Cuando el dolor persiste, podemos denominarlo “dolor crónico”. Muchas veces, el malestar generado luego de una lesión logra su cura, pero este dolor crónico sigue existiendo. ¿Qué sucede en nuestro cerebro?

Después de una lesión hay pacientes que sienten un dolor casi constante durante años. La fisioterapia tan solo le alivió durante un corto espacio de tiempo. Los analgésicos no dieron mucho mejor resultado, y los medicamentos más eficaces le provocaron efectos hasta contraproducentes en el sistema digestivo. Todo esto lleva a que la persona pueda sentirse deprimido/a, duerma mal , se limente mal y, presente dificultades de concentración. Si vuelve a consultar a su médico, el mismo le indica después de la exploración física que la lesión inicial está curada. Sólo persiste el dolor y sus consecuencias, pero las opciones que le quedan para ayudarlo se están agotando.

Entre un 15 y un 20 % de la población adulta sufre dolor persistente o crónico. Según la OMS, la mitad de los pacientes de atención primaria que presenta un síndrome de dolor crónico no ha podido recuperarse después de 1 año. En estos los últimos tiempos, se están identificando cambios reveladores en las neuronas que explicarían el dolor persistente. En concreto, se ha verificado una excitabilidad irregular entre las neuronas en cada nivel de la vía del dolor corporal. En la médula espinal, algunas células amplifican de forma anormal las señales de dicho malestar después de experimentar una especie de “aprendizaje” molecular, de modo similar a lo que ocurre en el cerebro durante la formación de los recuerdos a largo plazo.

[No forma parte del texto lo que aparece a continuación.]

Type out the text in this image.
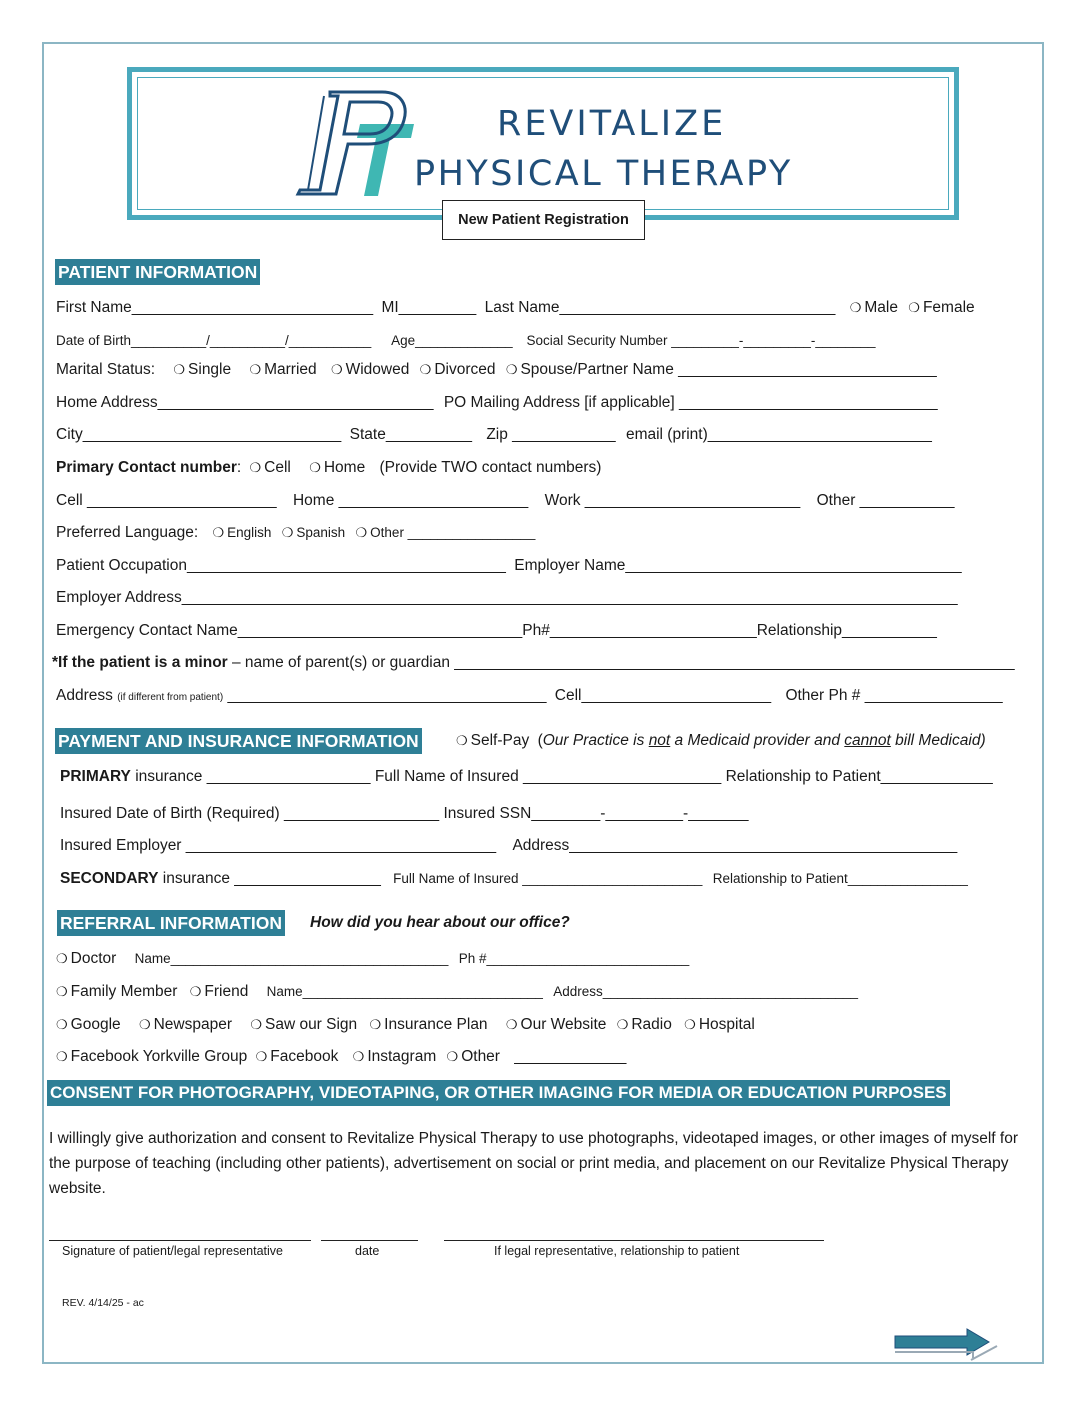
REVITALIZE
PHYSICAL THERAPY
New Patient Registration
PATIENT INFORMATION
First Name____________________________ MI_________ Last Name________________________________ ❍ Male ❍ Female
Date of Birth__________/__________/___________ Age_____________ Social Security Number _________-_________-________
Marital Status: ❍ Single ❍ Married ❍ Widowed ❍ Divorced ❍ Spouse/Partner Name ______________________________
Home Address________________________________ PO Mailing Address [if applicable] ______________________________
City______________________________ State__________ Zip ____________ email (print)__________________________
Primary Contact number: ❍ Cell ❍ Home (Provide TWO contact numbers)
Cell ______________________ Home ______________________ Work _________________________ Other ___________
Preferred Language: ❍ English ❍ Spanish ❍ Other _________________
Patient Occupation_____________________________________ Employer Name_______________________________________
Employer Address__________________________________________________________________________________________
Emergency Contact Name_________________________________Ph#________________________Relationship___________
*If the patient is a minor – name of parent(s) or guardian _________________________________________________________________
Address (if different from patient) _____________________________________ Cell______________________ Other Ph # ________________
PAYMENT AND INSURANCE INFORMATION	❍ Self-Pay (Our Practice is not a Medicaid provider and cannot bill Medicaid)
PRIMARY insurance ___________________ Full Name of Insured _______________________ Relationship to Patient_____________
Insured Date of Birth (Required) __________________ Insured SSN________-_________-_______
Insured Employer ____________________________________ Address_____________________________________________
SECONDARY insurance _________________ Full Name of Insured ________________________ Relationship to Patient________________
REFERRAL INFORMATION How did you hear about our office?
❍ Doctor Name_____________________________________ Ph #___________________________
❍ Family Member ❍ Friend Name________________________________ Address__________________________________
❍ Google ❍ Newspaper ❍ Saw our Sign ❍ Insurance Plan ❍ Our Website ❍ Radio ❍ Hospital
❍ Facebook Yorkville Group ❍ Facebook ❍ Instagram ❍ Other _____________
CONSENT FOR PHOTOGRAPHY, VIDEOTAPING, OR OTHER IMAGING FOR MEDIA OR EDUCATION PURPOSES
I willingly give authorization and consent to Revitalize Physical Therapy to use photographs, videotaped images, or other images of myself for the purpose of teaching (including other patients), advertisement on social or print media, and placement on our Revitalize Physical Therapy website.
Signature of patient/legal representative	date	If legal representative, relationship to patient
REV. 4/14/25 - ac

Las alteraciones en las regiones cerebrales que dirigen los sentimientos y los pensamientos complejos en los estados dolorosos permanentes pueden explicar algunos de los trastornos emocionales y cognitivos (entre ellos, la depresión y el déficit de atención) que pueden surgir tras años de sufrimiento.

Nuestra capacidad de percibir el dolor lo realizamos a través de los nocirreceptores. Las mismas son neuronas sensitivas especializadas. Dichas células se extienden por casi todo el cuerpo, reaccionan de modo selectivo ante los estímulos fuertes (la presión, el calor o el frío). La activación de esa vía del dolor resulta esencial en las respuestas reflejas y coordinadas de protección para evitar cualquier daño que pudiera ocasionarse al cuerpo (la picadura de un mosquito, por ejemplo, o la quemadura producida por un horno caliente, sacar la mano cuando nos acercamos). El reconocimiento de las circunstancias en las que podríamos sufrir daño supone una función protectora fundamental de nuestro sistema nervioso, nuestra supervivencia.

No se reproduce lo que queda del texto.